Старшина похлопал себя по карманам в поисках каких-нибудь табачных запасов, но, вспомнив, что самолично прикончил их еще позавчера, бросил это бесполезное дело и, сдвинув шапку на затылок, зажмурил глаза, принявшись греться на солнышке. Марченко, успевший в совершенстве изучить привычки старшего товарища, терпеливо ждал ответа и, наконец, дождался:
– Да мало ли? Может, снаряды у них закончились. Видал, погода какая? Думаешь, легко по такой грязище снабжение подвозить? А может, выдохлись они – чай, последние бои и им нелегко дались… Не важно это уже – сегодня не полезут, по всему видать, а завтра…
– Завтра поздно может быть. Думать сегодня надо, пока дают.
– Пусть другие думают, а нас сегодня с позиций снимают – завтра нас здесь уже не будет.
– Ни хрена ж себе! Точно?
– Точно. Посыльный из штаба бригады прибегал, а я как раз у комбата был – снимают нас с фронта.
– А куда?
Филатов флегматично пожал плечами:
– Вначале в тыл, на переформирование, а там видно будет.
Выдав эту фразу, старшина разлепил зажмуренные веки и, повернувшись к Марченко, закончил свою мысль:
– Выходит, выжили мы с тобой, Рома, глядишь, и еще немного поживем!
* * *Планы на будущее строили и обитатели «Вольфшанце». Подумать местным завсегдатаям было о чем. Зимнюю кампанию хоть и с трудом, но удалось пережить, однако всем было понятно, что долго так продолжаться не может. Еще одну зиму на востоке вермахт может не потянуть, поэтому решение должно быть найдено в ходе предстоящей летней кампании.
Собственно, решение было уже предопределено – предстояло очередное стратегическое наступление. Оставалось только определиться с его целями. Поскольку для наступления на всем фронте сил явно не хватало, то волей-неволей приходилось выбирать: Поволжье или Кавказ. Победил последний вариант – приз оказался уж очень заманчив – лишить СССР наиболее дефицитных ресурсов: нефти, марганца, продовольствия. Также в результате успешного наступления на юге перекрывался главный канал поставок по ленд-лизу (поставки по которому уже начинали играть заметную роль) и захватывались наиболее густонаселенные районы страны, что должно было решающим образом подорвать способность Советского Союза к дальнейшему сопротивлению.

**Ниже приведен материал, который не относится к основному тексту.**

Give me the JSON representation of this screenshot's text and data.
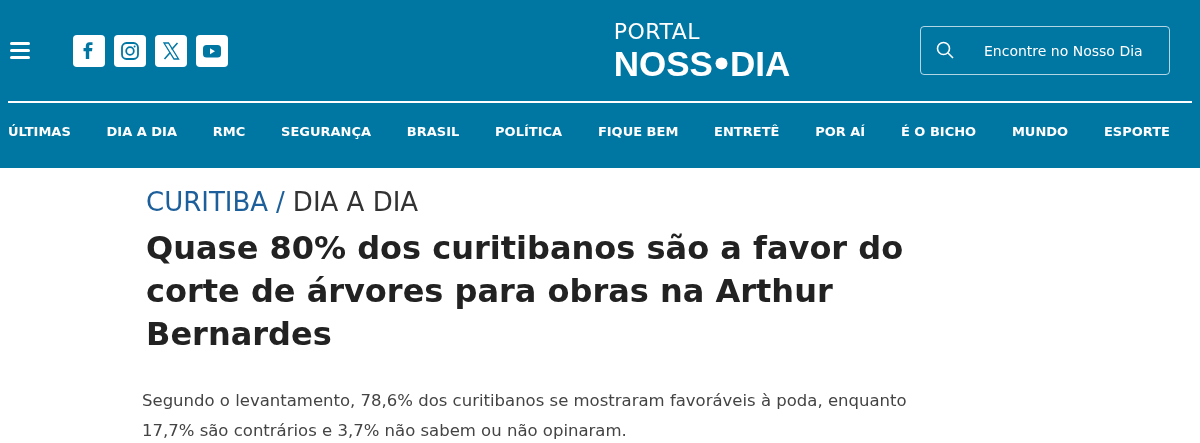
{
  "header": {
    "social": [
      {
        "kind": "facebook"
      },
      {
        "kind": "instagram"
      },
      {
        "kind": "x"
      },
      {
        "kind": "youtube"
      }
    ],
    "logo": {
      "top": "PORTAL",
      "left": "NOSS",
      "right": "DIA"
    },
    "search": {
      "placeholder": "Encontre no Nosso Dia"
    }
  },
  "nav": [
    {
      "label": "ÚLTIMAS"
    },
    {
      "label": "DIA A DIA"
    },
    {
      "label": "RMC"
    },
    {
      "label": "SEGURANÇA"
    },
    {
      "label": "BRASIL"
    },
    {
      "label": "POLÍTICA"
    },
    {
      "label": "FIQUE BEM"
    },
    {
      "label": "ENTRETÊ"
    },
    {
      "label": "POR AÍ"
    },
    {
      "label": "É O BICHO"
    },
    {
      "label": "MUNDO"
    },
    {
      "label": "ESPORTE"
    }
  ],
  "article": {
    "breadcrumb": {
      "section": "CURITIBA",
      "separator": "/",
      "subsection": "DIA A DIA"
    },
    "headline": "Quase 80% dos curitibanos são a favor do corte de árvores para obras na Arthur Bernardes",
    "summary": "Segundo o levantamento, 78,6% dos curitibanos se mostraram favoráveis à poda, enquanto 17,7% são contrários e 3,7% não sabem ou não opinaram."
  }
}
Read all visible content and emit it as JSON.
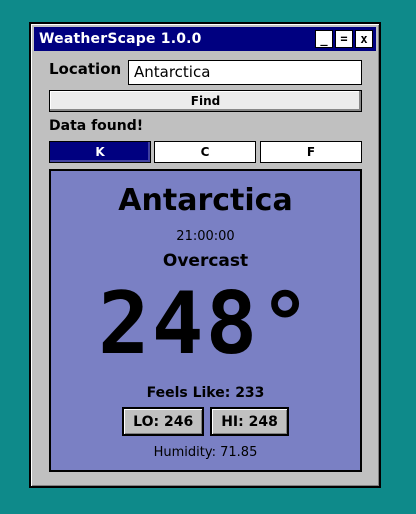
{
  "window": {
    "title": "WeatherScape 1.0.0",
    "controls": {
      "minimize": "_",
      "maximize": "=",
      "close": "x"
    }
  },
  "search": {
    "label": "Location",
    "value": "Antarctica",
    "button": "Find"
  },
  "status": "Data found!",
  "units": {
    "k": "K",
    "c": "C",
    "f": "F",
    "selected": "K"
  },
  "weather": {
    "city": "Antarctica",
    "time": "21:00:00",
    "condition": "Overcast",
    "temperature": "248°",
    "feels_like": "Feels Like: 233",
    "low": "LO: 246",
    "high": "HI: 248",
    "humidity": "Humidity: 71.85"
  },
  "colors": {
    "desktop": "#0e8a8a",
    "titlebar": "#000080",
    "panel": "#7a80c4",
    "window": "#c0c0c0"
  }
}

Теперь Гальдер занимался тем, что в своей обычной лекторской манере докладывал высшему политическому и военному руководству рейха мероприятия, предпринимаемые ОКХ для обеспечения предстоящего наступления:
– К концу апреля должно завершиться обучение первых контингентов призывников, набранных в связи с внеочередным январским набором. Их предполагается использовать для пополнения действующих соединений Восточного фронта. В первую очередь будут пополнены дивизии южного крыла, предназначенные для предстоящего наступления. Пополнение дивизий группы армий «Центр» не сможет быть осуществлено ранее июня – июля. По-видимому, довести все дивизии до полной численности все же не удастся, что делает неизбежным расформирование ряда подразделений.
Гитлер, до сих пор благосклонно слушавший доклад, резко встрепенулся:
– Гальдер, я же, кажется, уже говорил, что расформирование опытных дивизий, покрывших себя славой в жестоких боях, является недопустимым!
– Да, мой фюрер. Но поскольку поступающие и ожидаемые пополнения не в состоянии полностью покрыть понесенные потери, то нам в любом случае придется сократить штаты и перевести соединения на более экономную организационную структуру.
– Поясните.
– Дивизии группы «Центр» не будут расформировываться, но количество батальонов в их пехотных полках будет уменьшено с 9 до 6, то есть полки будут переведены на двухбатальонный состав. В случае, если в дальнейшем ситуация с людскими ресурсами изменится, мы сможем достаточно легко восстановить прежнюю структуру.
Гитлер отрывисто кивнул:
– Хорошо, генерал. Такое решение мне нравится больше. Продолжайте.